Question

Arrange the following amines in the decreasing order of their basic strength : Aniline (I), Benzylamine (II), p-toluidine (III)

• A. I>II>III
• B. III>II>I
• C. II>I>III
• D. III>I>II
• E. II>III>I

Hint:

If Nitrogen is directly attached to the benzene ring, its basicity drops significantly. If there is a "spacer" carbon (like in Benzylamine), it is much more basic. For aromatic amines, \textbf{EDGs} (Electron Donating Groups) increase basicity, and \textbf{EWGs} (Electron Withdrawing Groups) decrease it.

Answer 1

Answer: (E)

Step 1: Understanding the Concept:
Amines act as Lewis bases because the nitrogen atom possesses a lone pair of electrons that can be donated to bond with a proton (\(\text{H}^+\)). The basic strength of an amine is directly proportional to the availability of this lone pair. Any factor that increases electron density on the nitrogen makes the amine a stronger base, while factors that withdraw or delocalize that density make it weaker.
Step 2: Key Formula or Approach:
To rank the amines, consider two main structural features:
1. Aromaticity: Is the nitrogen atom's lone pair involved in resonance with an aromatic ring? If yes, availability decreases drastically.
2. Substituent Effects: If it's an aromatic amine, look for substituents on the ring.

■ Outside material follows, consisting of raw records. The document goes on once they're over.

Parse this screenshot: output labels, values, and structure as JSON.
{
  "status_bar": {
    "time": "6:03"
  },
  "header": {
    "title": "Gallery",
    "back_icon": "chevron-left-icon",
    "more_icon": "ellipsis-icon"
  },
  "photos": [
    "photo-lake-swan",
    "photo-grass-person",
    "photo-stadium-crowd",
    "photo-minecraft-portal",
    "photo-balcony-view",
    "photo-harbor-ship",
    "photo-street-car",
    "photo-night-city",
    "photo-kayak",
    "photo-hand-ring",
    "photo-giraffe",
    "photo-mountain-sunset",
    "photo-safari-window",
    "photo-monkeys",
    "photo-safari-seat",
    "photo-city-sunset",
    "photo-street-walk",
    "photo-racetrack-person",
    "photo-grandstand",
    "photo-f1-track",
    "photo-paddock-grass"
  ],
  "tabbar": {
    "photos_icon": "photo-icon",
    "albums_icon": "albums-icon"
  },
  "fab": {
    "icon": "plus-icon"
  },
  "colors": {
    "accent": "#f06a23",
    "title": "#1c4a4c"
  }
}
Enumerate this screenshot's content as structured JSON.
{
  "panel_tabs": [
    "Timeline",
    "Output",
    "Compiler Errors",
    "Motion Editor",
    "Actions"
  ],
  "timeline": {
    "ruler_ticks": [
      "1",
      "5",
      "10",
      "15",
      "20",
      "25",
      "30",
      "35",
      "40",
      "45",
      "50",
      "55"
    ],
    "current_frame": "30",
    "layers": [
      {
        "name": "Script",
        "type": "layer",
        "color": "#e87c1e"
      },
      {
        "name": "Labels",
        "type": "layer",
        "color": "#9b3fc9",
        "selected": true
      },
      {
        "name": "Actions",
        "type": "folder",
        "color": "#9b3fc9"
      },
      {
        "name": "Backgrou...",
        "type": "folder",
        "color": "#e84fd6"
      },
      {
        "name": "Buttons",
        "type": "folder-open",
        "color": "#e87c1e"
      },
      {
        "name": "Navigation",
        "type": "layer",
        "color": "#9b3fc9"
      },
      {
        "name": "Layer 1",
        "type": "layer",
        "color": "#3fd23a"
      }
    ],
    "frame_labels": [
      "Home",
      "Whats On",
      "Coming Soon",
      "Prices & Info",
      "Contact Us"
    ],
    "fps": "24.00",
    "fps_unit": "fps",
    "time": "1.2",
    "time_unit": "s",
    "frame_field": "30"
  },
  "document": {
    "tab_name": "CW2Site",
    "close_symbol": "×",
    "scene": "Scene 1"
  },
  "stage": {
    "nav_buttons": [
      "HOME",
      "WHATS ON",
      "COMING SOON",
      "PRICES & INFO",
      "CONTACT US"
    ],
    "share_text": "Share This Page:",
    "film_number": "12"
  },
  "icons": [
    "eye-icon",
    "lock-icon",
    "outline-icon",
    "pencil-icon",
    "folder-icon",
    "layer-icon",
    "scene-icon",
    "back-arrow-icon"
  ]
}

Electron-Donating Groups (EDG) increase basicity, whereas Electron-Withdrawing Groups (EWG) decrease it.
Step 3: Detailed Explanation:
Let's evaluate the structural features of each given amine:
- Aniline (I) - \(\text{C}_6\text{H}_5\text{NH}_2\):
In aniline, the amino group is attached directly to the benzene ring. The lone pair of electrons on the nitrogen atom is conjugated with the \(\pi\)-electron system of the ring. Because these electrons are delocalized into the ring, they are less available to be shared with an incoming proton. This resonance effect makes aniline a notably weak base.
- Benzylamine (II) - \(\text{C}_6\text{H}_5\text{CH}_2\text{NH}_2\):
Here, the amino group is not attached directly to the aromatic ring; it is separated by an \(sp^3\)-hybridized methylene (\(-\text{CH}_2-\)) group. Because of this separation, the lone pair on the nitrogen cannot participate in resonance with the benzene ring. Benzylamine functions as a typical primary aliphatic amine. Since its lone pair is localized and fully available, it is a much stronger base than typical aromatic amines.
- p-toluidine (III) - \(p\text{-CH}_3\text{-C}_6\text{H}_4\text{NH}_2\):
This molecule is an aniline derivative featuring a methyl group (\(-\text{CH}_3\)) at the para position relative to the amino group. The lone pair is still delocalized into the ring as in aniline. However, the methyl group acts as an Electron-Donating Group through hyperconjugation and a weak +I inductive effect. This added electron density partially offsets the resonance withdrawal, increasing the electron density at the nitrogen atom relative to unsubstituted aniline. Therefore, p-toluidine is a stronger base than aniline.
Establishing the Order:
- Benzylamine (II) is an aliphatic amine, making it the strongest base among the three.
- p-toluidine (III) and Aniline (I) are both aromatic amines, which are weaker than aliphatic ones.
- Between the two aromatic amines, p-toluidine (III) has an activating EDG, making it stronger than the unsubstituted Aniline (I).
Thus, the decreasing order of basic strength is: Benzylamine (II) > p-toluidine (III) > Aniline (I).
In Roman numerals, this is II > III > I.
Step 4: Final Answer:
The correct decreasing order of basic strength is II > III > I, which corresponds to option (e).